Create Efficient Indexes
Comparison between “Index Merge” and “Composite Index”
The “Index Merge” works well when the indexes that will be merged have similar density. And “Composite Index” works well when the query condition (predicates in the WHERE clause) uses “=” operator.
When the query condition doesn’t use the first column in the composite index, the composite index will generally perform badly.
The characteristics of the “Composite Index”
When the leading column (the first column in the index) isn’t used in the query condition, the composite index will most likely not be used. Even under some circumstances the “index skip scan” can use the composite index, the performance is not very sound.
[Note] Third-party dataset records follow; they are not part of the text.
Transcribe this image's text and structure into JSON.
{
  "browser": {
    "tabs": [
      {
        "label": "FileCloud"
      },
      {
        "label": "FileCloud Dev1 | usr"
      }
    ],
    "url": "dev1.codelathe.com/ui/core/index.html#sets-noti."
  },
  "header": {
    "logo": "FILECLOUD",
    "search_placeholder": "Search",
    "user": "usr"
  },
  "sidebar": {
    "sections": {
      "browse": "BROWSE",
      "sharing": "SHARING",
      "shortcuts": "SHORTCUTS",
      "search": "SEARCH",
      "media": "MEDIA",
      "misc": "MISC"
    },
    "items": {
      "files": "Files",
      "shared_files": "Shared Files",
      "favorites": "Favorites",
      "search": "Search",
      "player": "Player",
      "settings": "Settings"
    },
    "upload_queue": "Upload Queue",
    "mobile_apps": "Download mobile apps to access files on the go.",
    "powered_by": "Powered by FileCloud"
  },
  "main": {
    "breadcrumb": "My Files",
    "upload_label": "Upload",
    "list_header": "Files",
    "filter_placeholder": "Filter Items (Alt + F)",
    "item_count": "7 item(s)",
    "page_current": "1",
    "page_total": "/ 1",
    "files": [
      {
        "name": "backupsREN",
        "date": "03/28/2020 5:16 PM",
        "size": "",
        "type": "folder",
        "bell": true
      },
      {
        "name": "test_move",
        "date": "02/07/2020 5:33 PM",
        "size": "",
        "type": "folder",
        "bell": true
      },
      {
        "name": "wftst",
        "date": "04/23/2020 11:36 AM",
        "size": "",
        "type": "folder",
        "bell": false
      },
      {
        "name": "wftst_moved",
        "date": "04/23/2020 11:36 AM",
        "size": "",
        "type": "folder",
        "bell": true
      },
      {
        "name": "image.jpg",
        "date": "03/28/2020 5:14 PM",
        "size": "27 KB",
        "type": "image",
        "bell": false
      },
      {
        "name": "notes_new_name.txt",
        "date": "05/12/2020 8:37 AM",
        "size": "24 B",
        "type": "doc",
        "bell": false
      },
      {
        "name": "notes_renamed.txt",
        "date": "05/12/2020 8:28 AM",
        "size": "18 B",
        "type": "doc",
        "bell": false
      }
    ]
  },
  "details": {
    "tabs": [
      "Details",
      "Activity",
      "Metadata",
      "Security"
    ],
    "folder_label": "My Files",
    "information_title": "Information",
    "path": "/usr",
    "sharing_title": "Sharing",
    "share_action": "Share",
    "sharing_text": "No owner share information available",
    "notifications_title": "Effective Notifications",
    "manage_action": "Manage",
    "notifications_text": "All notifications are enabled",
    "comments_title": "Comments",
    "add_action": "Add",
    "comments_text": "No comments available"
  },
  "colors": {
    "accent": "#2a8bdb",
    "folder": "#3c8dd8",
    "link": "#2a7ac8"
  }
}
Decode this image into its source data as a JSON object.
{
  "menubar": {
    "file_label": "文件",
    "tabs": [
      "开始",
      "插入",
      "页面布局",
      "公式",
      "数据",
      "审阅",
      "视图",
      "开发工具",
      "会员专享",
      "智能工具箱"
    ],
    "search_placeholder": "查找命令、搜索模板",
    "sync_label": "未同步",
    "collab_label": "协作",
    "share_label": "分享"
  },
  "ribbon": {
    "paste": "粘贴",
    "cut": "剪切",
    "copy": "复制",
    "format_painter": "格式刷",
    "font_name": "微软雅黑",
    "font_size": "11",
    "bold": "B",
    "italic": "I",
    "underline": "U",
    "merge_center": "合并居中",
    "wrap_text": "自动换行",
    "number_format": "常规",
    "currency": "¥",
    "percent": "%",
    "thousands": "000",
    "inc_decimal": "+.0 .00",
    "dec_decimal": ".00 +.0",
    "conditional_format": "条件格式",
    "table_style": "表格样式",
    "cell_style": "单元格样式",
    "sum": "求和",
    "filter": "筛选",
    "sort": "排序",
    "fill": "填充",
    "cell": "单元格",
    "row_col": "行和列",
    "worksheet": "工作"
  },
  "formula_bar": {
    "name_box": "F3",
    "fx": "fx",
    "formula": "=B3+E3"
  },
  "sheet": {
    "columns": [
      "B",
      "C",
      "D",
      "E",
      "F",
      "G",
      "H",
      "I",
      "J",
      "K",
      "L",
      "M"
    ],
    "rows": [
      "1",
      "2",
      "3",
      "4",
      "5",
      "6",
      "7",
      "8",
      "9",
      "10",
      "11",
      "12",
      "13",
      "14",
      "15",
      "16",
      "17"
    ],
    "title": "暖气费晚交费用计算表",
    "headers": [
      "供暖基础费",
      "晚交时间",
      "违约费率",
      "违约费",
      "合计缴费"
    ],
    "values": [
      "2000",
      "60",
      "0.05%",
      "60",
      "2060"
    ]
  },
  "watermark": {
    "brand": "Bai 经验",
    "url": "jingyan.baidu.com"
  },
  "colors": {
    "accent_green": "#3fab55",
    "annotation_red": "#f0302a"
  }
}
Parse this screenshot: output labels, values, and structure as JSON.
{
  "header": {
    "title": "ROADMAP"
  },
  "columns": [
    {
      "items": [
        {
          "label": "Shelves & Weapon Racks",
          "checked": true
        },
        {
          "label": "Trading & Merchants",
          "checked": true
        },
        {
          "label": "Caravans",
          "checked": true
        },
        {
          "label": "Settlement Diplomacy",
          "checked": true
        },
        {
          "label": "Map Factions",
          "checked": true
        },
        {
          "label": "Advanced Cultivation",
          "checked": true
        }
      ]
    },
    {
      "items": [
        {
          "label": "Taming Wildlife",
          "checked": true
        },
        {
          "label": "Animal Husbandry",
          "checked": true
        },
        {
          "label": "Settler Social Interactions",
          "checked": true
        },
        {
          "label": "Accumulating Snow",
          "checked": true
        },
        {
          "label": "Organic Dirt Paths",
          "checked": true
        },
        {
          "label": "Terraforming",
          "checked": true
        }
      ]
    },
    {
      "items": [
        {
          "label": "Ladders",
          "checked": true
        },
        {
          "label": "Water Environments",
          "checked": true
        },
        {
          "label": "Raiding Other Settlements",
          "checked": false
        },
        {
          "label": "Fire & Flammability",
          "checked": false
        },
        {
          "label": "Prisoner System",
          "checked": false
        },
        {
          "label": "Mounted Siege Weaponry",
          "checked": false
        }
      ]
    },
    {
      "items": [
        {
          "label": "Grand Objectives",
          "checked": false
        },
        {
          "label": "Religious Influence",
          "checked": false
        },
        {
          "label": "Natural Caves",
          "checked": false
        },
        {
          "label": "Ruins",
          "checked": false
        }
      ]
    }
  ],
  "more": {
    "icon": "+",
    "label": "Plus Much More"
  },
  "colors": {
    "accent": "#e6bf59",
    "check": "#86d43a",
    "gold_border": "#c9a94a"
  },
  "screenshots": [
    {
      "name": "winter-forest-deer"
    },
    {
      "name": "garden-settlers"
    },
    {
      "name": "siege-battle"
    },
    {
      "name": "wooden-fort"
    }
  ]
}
To create a composite index, two factors should be considered. One is which columns should be included in the index, the other one is the order of the columns in the index. These two factors have great influence on the performance of the index.
- The relationship between the density and the order of the columns
If the indexed columns will be only used using “=” operator, the density of the columns has little impact on the order of the columns. - The impact of “=” operation on the order of the columns
If the query condition doesn’t use “=” operator for the first column in the composite index, the index will not perform well even if other columns in the index are used with “=” operator in the query condition.
“=” operation is more important than the density of the column when deciding the order of columns in the composite index. So to make the best use of the composite index, we need to take both the density and the column usage (“=” or not) into consideration. - IN list iterator
Sometimes, if the leading column of the composite index is used in “BETWEEN...AND” or “LIKE” operation, we can take advantage of “IN list” to rewrite the SQL to improve the performance.
For example, suppose the there is one index idx_tab1 (col1, col2) on the table TAB1…
SELECT * FROM TAB1 WHERE col1 between 10 and 20 AND col2 = 'A';
If there are only limited values that meets the predicate (col1 between 10 and 20), we can rewrite the SQL as follows..
SELECT * FROM TAB1
WHERE col1 IN (10, 15, 20) AND col2 = 'A';
The SQL statement above is equal to …
SELECT * FORM TAB1 WHERE (col1=10 AND col2=’A’) OR (col1=15 AND col2=’A’) OR (col1=20 AND col2=’A’)
This way, the composite index idx_tab1 can be used well because the SQL engine can scan less of the index entries.
Another example, suppose there is one index idx_tab1 (col1, col3, col2) on table TAB1,
SELECT * FROM TAB1 WHERE col1 = 'A' and col2='222';
This time, even the leading column col1 is used in the “=” operator, the second column col3 is not used the WHERE clause. This way, the col2=’222’ can only be used as the “filter” to check the index entry which is not very efficient.
If we know the column col3 only have several values, like 1, 2, 3, and then the SQL statement above can be rewritten as follows…
SELECT * FROM TAB1 WHERE col1 = 'A' and col2='222' and col3 in (1, 2, 3);
It is equal to the following SQL statement…
SELECT * FROM TAB1 WHERE (col1= 'A' and col3=1 and col2='222') OR (col1= ‘A’ and col3=2 and col2='222') OR (col1= ‘A’ and col3=3 and col2='222')
This way, the column col2, col3 can be used for index entry access which is much efficient than being a data “filter”.